Of course I could do without one, after all the macro is only for code generation. But doing without one would mean violating DRY, and in my little own preferences "DRY" > "Don't use macros". Because once debugged the macro is safe, whereas a DRY violation is a nightmare for maintenance.
Now, I am all for ditching this macro as soon as I find how not to violate DRY. Ideas are obviously welcome... and an external script is NOT better ;)
My 2 cents.
I try to avoid macros too, but to expand on the debugging, I have not found a way to print file name, function name, and line number when debugging.

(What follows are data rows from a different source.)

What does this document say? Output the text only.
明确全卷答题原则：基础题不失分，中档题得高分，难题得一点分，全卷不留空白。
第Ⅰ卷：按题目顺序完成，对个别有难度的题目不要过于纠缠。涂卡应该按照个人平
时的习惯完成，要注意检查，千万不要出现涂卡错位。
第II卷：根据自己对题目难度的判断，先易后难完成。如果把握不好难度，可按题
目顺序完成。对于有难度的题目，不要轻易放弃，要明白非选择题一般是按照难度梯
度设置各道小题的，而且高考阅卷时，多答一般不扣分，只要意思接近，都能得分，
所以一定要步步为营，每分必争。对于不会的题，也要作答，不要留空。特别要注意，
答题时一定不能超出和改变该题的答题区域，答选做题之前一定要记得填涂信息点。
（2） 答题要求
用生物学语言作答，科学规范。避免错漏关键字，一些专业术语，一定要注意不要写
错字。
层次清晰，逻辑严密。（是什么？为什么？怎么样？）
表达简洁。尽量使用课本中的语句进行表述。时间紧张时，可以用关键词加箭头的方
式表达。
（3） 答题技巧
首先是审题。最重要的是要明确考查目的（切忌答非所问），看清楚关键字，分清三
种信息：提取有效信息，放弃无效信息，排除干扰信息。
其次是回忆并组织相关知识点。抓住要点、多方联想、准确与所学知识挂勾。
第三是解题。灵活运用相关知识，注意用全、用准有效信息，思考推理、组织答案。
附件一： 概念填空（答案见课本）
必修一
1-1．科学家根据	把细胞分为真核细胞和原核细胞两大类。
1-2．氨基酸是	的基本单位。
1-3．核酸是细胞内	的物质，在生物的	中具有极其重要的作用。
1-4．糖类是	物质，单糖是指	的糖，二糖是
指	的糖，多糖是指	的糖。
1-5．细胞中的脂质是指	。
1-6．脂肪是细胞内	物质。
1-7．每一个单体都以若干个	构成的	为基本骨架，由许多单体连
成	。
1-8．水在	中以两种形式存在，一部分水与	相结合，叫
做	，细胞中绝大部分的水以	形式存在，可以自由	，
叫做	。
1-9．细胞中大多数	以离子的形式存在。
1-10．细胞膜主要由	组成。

I typically have a header file called DebugLog.h with the following Macro
#define DEBUG(debugMessage) \
printf("%s | %s [%d] - %s\n", __FILE__, __PRETTY_FUNCTION___, debugMessage);
Using:
DEBUG("Test")
will output something like:
main.cpp | foo(void)[20] - Test
You can adjust the macro for C++, and other debugging statements. It's also possible to modify the macro to send the resulting string to a logger.

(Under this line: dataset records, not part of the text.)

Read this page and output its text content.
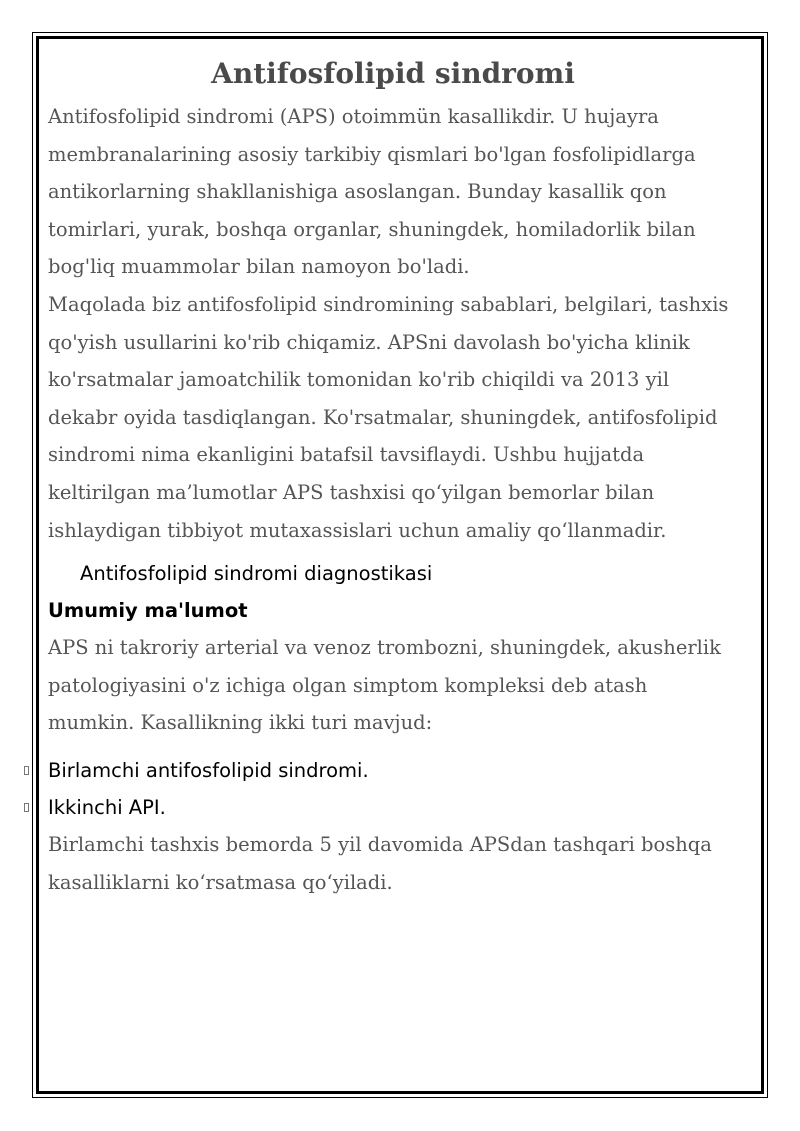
Antifosfolipid sindromi

Antifosfolipid sindromi (APS) otoimmün kasallikdir. U hujayra membranalarining asosiy tarkibiy qismlari bo'lgan fosfolipidlarga antikorlarning shakllanishiga asoslangan. Bunday kasallik qon tomirlari, yurak, boshqa organlar, shuningdek, homiladorlik bilan bog'liq muammolar bilan namoyon bo'ladi.

Maqolada biz antifosfolipid sindromining sabablari, belgilari, tashxis qo'yish usullarini ko'rib chiqamiz. APSni davolash bo'yicha klinik ko'rsatmalar jamoatchilik tomonidan ko'rib chiqildi va 2013 yil dekabr oyida tasdiqlangan. Ko'rsatmalar, shuningdek, antifosfolipid sindromi nima ekanligini batafsil tavsiflaydi. Ushbu hujjatda keltirilgan ma’lumotlar APS tashxisi qo‘yilgan bemorlar bilan ishlaydigan tibbiyot mutaxassislari uchun amaliy qo‘llanmadir.

Antifosfolipid sindromi diagnostikasi

Umumiy ma'lumot

APS ni takroriy arterial va venoz trombozni, shuningdek, akusherlik patologiyasini o'z ichiga olgan simptom kompleksi deb atash mumkin. Kasallikning ikki turi mavjud:

Birlamchi antifosfolipid sindromi.
Ikkinchi API.

Birlamchi tashxis bemorda 5 yil davomida APSdan tashqari boshqa kasalliklarni ko‘rsatmasa qo‘yiladi.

I've started working at a telecom company. The product code base is about 20 years old, and has to support many legacy products, while also trying to avoid duplicate code. the language used is C++03. I find lots of contstructs similar to the following
ClassA::methodA(...)
{
// Common code
...
#if defined(PRODUCT_A) || defined(PRODUCT_B)
// Code for Product A or Product B
...
#elif defined(PRODUCT_C)
// Code for product C
...
#endif
// Common code
...
}
Horrible stuff, I agree. So far, we haven't been able to find a better solution. At least with this approach, we can understand what the code is supposed to do by simple code-reading.
The question is, are there problems which cannot be solved without macros?
No.
are macros ultimately a good/back practice? When should I consider to use a macro?
In languages which don't support or honor the inline keyword, macros are a great way to re-use code, but at the same time avoid the overhead of a function call in any code that is tightly looped enough for that to make a huge difference.
Your rant about code being littered with macros is probably justified. There are indeed hard to debug and in some cases to read. But they do come in useful in the very small number of cases where optimisation like this is truly warranted.
Note that as of C99, C can now do explicit inline functions using the inline keyword, which reduces the need for macros and even has advantages over using macros.
Programming language macros are good for what all macros are good for: avoiding typing the same things over and over again. So if you find yourself writing same pieces of code in many places, why not make a macro out of it? Especially if you're writing a library, using macros can make life easier for someone trying to use that library. Take a look at almost any GUI toolkit (Qt being one example). They all make extensive use of macros.